At Harvard, Al Jr. met his own eminence grise, Martin Peretz, a sometime schoolteacher who had married a considerable fortune, thus making it possible for him to buy
The New Republic
, a once respectable liberal paper belonging to my brother-in-law Michael Whitney Straight. Yes, our Washington world is astonishingly small, and lives cross and recross for generations. Peretz is a mega-Zionist, and Al Jr. has proved to be a good investment for his lobby—and vice versa, though in Al’s 1988 bid for the presidency, the Peretz connection cost him New York’s black vote and got him practically none of the Jewish vote, except, possibly, the one cast by Mayor Ed Koch. Peretz has been known to take credit for Al Jr.’s speeches.

In the matter of Vietnam, our hero played it perfectly. He knew that he could not stay out, even though, like his father, he was against the war; and he knew that a visit to Canada’s cooler climes would be fatal in the eyes of his patriotic constituency. So he became a journalist for six months with an engineering unit outside Saigon. He never saw action, but he did see to it that, weapon in hand, he was photographed for the Al Gore, Jr., Library. Plainly, the nation had changed after the Second War. I can think of hardly anyone of my generation who dodged the draft, while many of us, especially those with an eye to politics, enlisted and even got killed, something the gung ho Vietnam generation never did as they found solace in neutral lands or hearkened to a call from God to join His ministry on earth.

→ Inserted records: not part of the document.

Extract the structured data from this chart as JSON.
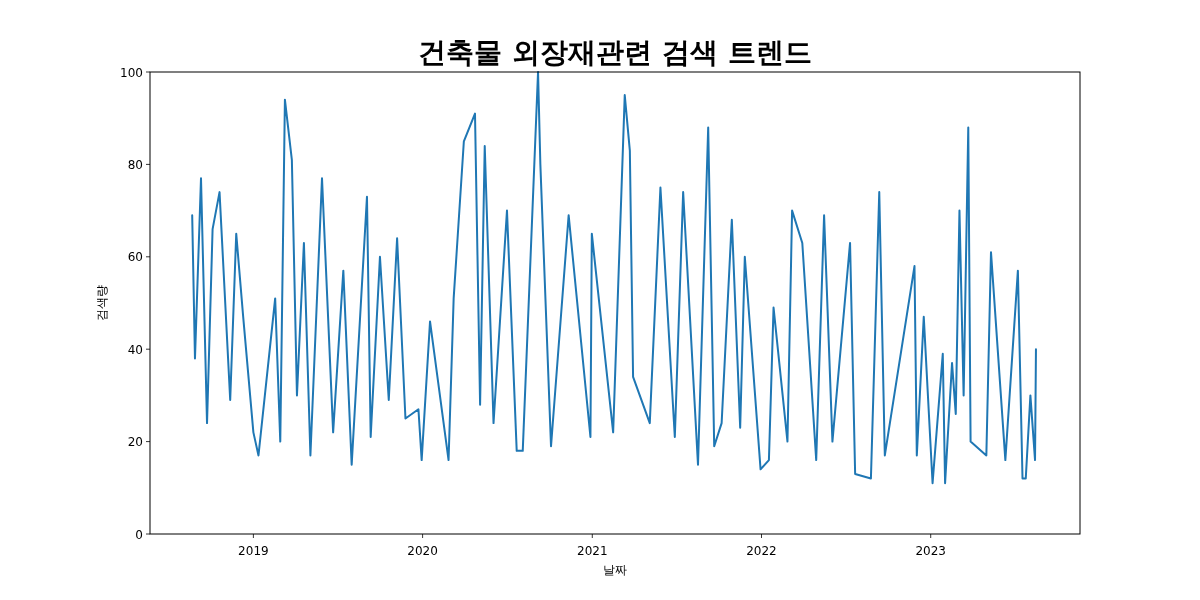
{
  "chart_data": {
    "type": "line",
    "title": "건축물 외장재관련 검색 트렌드",
    "xlabel": "날짜",
    "ylabel": "검색량",
    "xlim": [
      "2018-05-23",
      "2023-11-19"
    ],
    "xticks": [
      {
        "value": "2019-01-01",
        "label": "2019"
      },
      {
        "value": "2020-01-01",
        "label": "2020"
      },
      {
        "value": "2021-01-01",
        "label": "2021"
      },
      {
        "value": "2022-01-01",
        "label": "2022"
      },
      {
        "value": "2023-01-01",
        "label": "2023"
      }
    ],
    "ylim": [
      0,
      100
    ],
    "yticks": [
      0,
      20,
      40,
      60,
      80,
      100
    ],
    "grid": false,
    "marker": "none",
    "line_style": "solid",
    "series": [
      {
        "color": "#1f77b4",
        "x": [
          "2018-08-22",
          "2018-08-28",
          "2018-09-10",
          "2018-09-23",
          "2018-10-05",
          "2018-10-20",
          "2018-11-12",
          "2018-11-25",
          "2018-12-10",
          "2019-01-01",
          "2019-01-12",
          "2019-02-17",
          "2019-02-28",
          "2019-03-10",
          "2019-03-25",
          "2019-04-05",
          "2019-04-20",
          "2019-05-04",
          "2019-05-29",
          "2019-06-22",
          "2019-07-14",
          "2019-08-01",
          "2019-09-03",
          "2019-09-11",
          "2019-10-01",
          "2019-10-20",
          "2019-11-07",
          "2019-11-25",
          "2019-12-23",
          "2019-12-30",
          "2020-01-17",
          "2020-02-26",
          "2020-03-08",
          "2020-03-30",
          "2020-04-23",
          "2020-05-04",
          "2020-05-14",
          "2020-06-02",
          "2020-07-01",
          "2020-07-22",
          "2020-08-04",
          "2020-09-06",
          "2020-09-11",
          "2020-10-04",
          "2020-11-11",
          "2020-12-28",
          "2020-12-31",
          "2021-02-15",
          "2021-03-12",
          "2021-03-23",
          "2021-03-30",
          "2021-05-05",
          "2021-05-28",
          "2021-06-28",
          "2021-07-16",
          "2021-08-17",
          "2021-09-08",
          "2021-09-21",
          "2021-10-07",
          "2021-10-29",
          "2021-11-16",
          "2021-11-26",
          "2021-12-30",
          "2022-01-17",
          "2022-01-27",
          "2022-02-26",
          "2022-03-08",
          "2022-03-30",
          "2022-04-29",
          "2022-05-16",
          "2022-06-03",
          "2022-07-11",
          "2022-07-22",
          "2022-08-25",
          "2022-09-12",
          "2022-09-24",
          "2022-11-27",
          "2022-12-02",
          "2022-12-17",
          "2023-01-05",
          "2023-01-27",
          "2023-02-01",
          "2023-02-16",
          "2023-02-24",
          "2023-03-04",
          "2023-03-13",
          "2023-03-23",
          "2023-03-28",
          "2023-05-01",
          "2023-05-11",
          "2023-06-11",
          "2023-07-08",
          "2023-07-18",
          "2023-07-25",
          "2023-08-04",
          "2023-08-14",
          "2023-08-16"
        ],
        "values": [
          69,
          38,
          77,
          24,
          66,
          74,
          29,
          65,
          47,
          22,
          17,
          51,
          20,
          94,
          81,
          30,
          63,
          17,
          77,
          22,
          57,
          15,
          73,
          21,
          60,
          29,
          64,
          25,
          27,
          16,
          46,
          16,
          51,
          85,
          91,
          28,
          84,
          24,
          70,
          18,
          18,
          100,
          80,
          19,
          69,
          21,
          65,
          22,
          95,
          83,
          34,
          24,
          75,
          21,
          74,
          15,
          88,
          19,
          24,
          68,
          23,
          60,
          14,
          16,
          49,
          20,
          70,
          63,
          16,
          69,
          20,
          63,
          13,
          12,
          74,
          17,
          58,
          17,
          47,
          11,
          39,
          11,
          37,
          26,
          70,
          30,
          88,
          20,
          17,
          61,
          16,
          57,
          12,
          12,
          30,
          16,
          40
        ]
      }
    ]
  }
}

Along the way, Al married an appropriate wife and had four appropriate children, all rather better-looking than is usual in the clan, but then they also had a mother as did he. Of Pauline Gore, one of his teachers at St. Albans said, “She was the driving force, not the father. She was the one who wanted him to be class president and so on.” Where Albert Sr. saw himself as a voice for truth in the world, his wife and his son duly noted that he was not spending as much time at home with the folks as he should, and so number one on the checklist of what the son would
not
do when he began his ascent was neglect the home folks. He would, also, work hard to play down nonfolksy St. Albans and Harvard, as well as Vanderbilt, where he studied, briefly, for the ministry in order “to atone for the sins” in Vietnam, whatever the sins of a noncombatant might have been; then, once he had exorcised the trauma of man’s inhumanity to man, he shifted over to the law school.